London to Amsterdam is Europe’s busiest plane route, and climate hawks want to ban it

October 27, 2021, 1:56 PM UTC

Greenpeace called for the European Union to ban short-haul flights Wednesday, targeting some of the world’s busiest air routes just as the airline industry finally begins to recuperate from 18 months of record-breaking losses caused by the COVID-19 pandemic.

Out of the 150 busiest flight routes across the EU, more than a third can be done by train in less than six hours, according to research done by OBC Transeuropa commissioned by Greenpeace. Adding Norway, Switzerland, and the U.K., Europeans can still travel 30% of the 250 busiest flight routes in less than six hours by train.
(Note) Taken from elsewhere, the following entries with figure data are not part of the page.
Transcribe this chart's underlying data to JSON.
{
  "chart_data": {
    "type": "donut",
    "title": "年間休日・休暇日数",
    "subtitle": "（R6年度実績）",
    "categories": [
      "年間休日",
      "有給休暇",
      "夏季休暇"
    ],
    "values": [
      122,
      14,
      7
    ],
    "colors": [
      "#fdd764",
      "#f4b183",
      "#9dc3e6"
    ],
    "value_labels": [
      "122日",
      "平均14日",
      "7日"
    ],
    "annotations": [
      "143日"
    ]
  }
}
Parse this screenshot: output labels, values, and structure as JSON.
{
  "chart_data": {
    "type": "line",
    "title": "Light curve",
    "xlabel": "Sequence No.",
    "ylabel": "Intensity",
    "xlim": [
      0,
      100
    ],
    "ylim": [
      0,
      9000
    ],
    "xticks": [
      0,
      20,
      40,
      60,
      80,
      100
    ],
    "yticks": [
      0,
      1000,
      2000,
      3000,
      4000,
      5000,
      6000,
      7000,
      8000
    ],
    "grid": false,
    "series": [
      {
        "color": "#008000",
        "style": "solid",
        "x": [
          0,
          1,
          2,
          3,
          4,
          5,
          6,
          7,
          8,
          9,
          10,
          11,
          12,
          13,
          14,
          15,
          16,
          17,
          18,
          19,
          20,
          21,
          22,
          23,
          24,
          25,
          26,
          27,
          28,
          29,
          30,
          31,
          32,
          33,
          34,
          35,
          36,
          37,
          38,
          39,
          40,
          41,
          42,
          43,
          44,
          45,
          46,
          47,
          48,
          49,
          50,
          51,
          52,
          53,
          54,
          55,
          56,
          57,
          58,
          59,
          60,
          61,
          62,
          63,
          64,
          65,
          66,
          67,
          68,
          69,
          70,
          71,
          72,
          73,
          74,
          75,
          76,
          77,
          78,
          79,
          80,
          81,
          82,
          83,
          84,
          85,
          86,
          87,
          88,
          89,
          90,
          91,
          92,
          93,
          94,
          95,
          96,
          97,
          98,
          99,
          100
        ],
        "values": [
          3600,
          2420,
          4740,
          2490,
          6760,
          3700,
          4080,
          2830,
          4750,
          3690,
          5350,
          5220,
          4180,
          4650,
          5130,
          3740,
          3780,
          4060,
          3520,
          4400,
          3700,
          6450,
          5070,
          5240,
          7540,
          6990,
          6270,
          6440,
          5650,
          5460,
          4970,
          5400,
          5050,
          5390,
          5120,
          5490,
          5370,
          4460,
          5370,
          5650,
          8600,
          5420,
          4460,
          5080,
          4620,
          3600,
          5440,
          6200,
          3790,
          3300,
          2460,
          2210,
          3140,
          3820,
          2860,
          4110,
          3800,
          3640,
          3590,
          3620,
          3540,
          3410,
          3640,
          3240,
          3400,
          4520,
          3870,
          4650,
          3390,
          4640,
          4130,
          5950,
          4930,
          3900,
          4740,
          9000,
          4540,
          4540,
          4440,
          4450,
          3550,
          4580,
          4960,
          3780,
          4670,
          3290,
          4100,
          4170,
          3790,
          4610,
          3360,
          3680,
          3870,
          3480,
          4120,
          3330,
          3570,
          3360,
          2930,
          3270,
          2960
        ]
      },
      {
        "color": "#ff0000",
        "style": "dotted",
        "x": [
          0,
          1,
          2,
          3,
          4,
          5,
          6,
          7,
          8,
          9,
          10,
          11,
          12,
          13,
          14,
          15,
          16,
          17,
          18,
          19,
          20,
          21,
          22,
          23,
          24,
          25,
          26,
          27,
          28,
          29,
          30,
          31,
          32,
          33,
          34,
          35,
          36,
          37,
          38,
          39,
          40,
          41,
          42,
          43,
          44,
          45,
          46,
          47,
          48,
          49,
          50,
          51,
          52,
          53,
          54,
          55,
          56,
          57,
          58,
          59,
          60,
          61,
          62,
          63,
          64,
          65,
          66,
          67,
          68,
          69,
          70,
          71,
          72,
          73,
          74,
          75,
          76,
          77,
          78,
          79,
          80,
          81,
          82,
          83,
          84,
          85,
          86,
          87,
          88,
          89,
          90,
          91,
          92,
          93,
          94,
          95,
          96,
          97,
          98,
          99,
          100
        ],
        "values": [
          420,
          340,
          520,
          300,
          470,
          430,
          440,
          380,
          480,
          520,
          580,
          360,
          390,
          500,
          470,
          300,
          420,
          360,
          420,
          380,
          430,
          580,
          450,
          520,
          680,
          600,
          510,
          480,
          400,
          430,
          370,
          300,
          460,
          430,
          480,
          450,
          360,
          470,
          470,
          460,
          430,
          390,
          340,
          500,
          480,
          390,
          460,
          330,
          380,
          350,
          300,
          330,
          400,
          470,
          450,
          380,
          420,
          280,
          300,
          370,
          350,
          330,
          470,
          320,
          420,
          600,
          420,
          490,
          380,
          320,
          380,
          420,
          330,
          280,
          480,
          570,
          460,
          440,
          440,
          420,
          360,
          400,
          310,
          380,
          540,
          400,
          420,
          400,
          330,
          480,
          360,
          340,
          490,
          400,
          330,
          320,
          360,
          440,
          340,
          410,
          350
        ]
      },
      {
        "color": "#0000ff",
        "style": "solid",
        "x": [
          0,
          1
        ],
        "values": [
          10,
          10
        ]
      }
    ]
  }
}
It is these flights that Greenpeace wants to ban, noting that taking the train is also often easier on these routes. And Europeans seem to agree. According to a survey conducted by the European Investment Bank, 62% of Europeans are in favor of a ban on short-haul flights (compared with 49% of Americans) and want more investment in better train connections.

But even when travel by train is the easier option, it is often not used. Although the most popular inter-Europe flight—London to Amsterdam—takes only four hours by train from London’s King’s Cross St Pancras Station to Amsterdam Centraal Station, people are eight times more likely to travel by flight. Only 7% of travel across Europe is currently done by train.

A reduction in air traffic is crucial to limit global warming to 1.5°C, Greenpeace notes; without political action to counter its growth, the airline industry’s emissions will spiral, taking up 27% of the global carbon budget by 2050.

Aviation emitted more than a quarter of all greenhouse gas emissions across Europe between 2009 and 2019, and while long-haul flights going farther than 4,000 km emit most of CO2, short-haul flights are not blameless—emitting a quarter of EU aviation emissions.

Bailouts as climate policy

In the bailouts governments offered airlines to help them survive pandemic travel restrictions, some inserted policy levers to make airlines change their ways—by promising debt relief in exchange for reduced CO2 emissions.

As part of Air France-KLM’s €7 billion bailout from the French government, the airline was required to pull services between cities that were less than two-and-a-half hours apart by train. However, Greenpeace notes that this limit applied to only three routes at most. “The expected climate impact will be less than 1% reduction in CO2 emissions of the French air transport sector,” Greenpeace said.

For now, a Europe-wide ban seem unlikely. In May 2021, Frans Timmermans, the executive vice president of the European Green Deal, said he wanted to get rid of short-haul flights, but not by banning them. Taking a more libertarian approach, he said, “We want to organize it in such a way that it becomes more attractive for citizens to travel by train. For distances of less than 600 to 800 kilometers, it should no longer make sense to take the plane simply because the train journey takes longer.”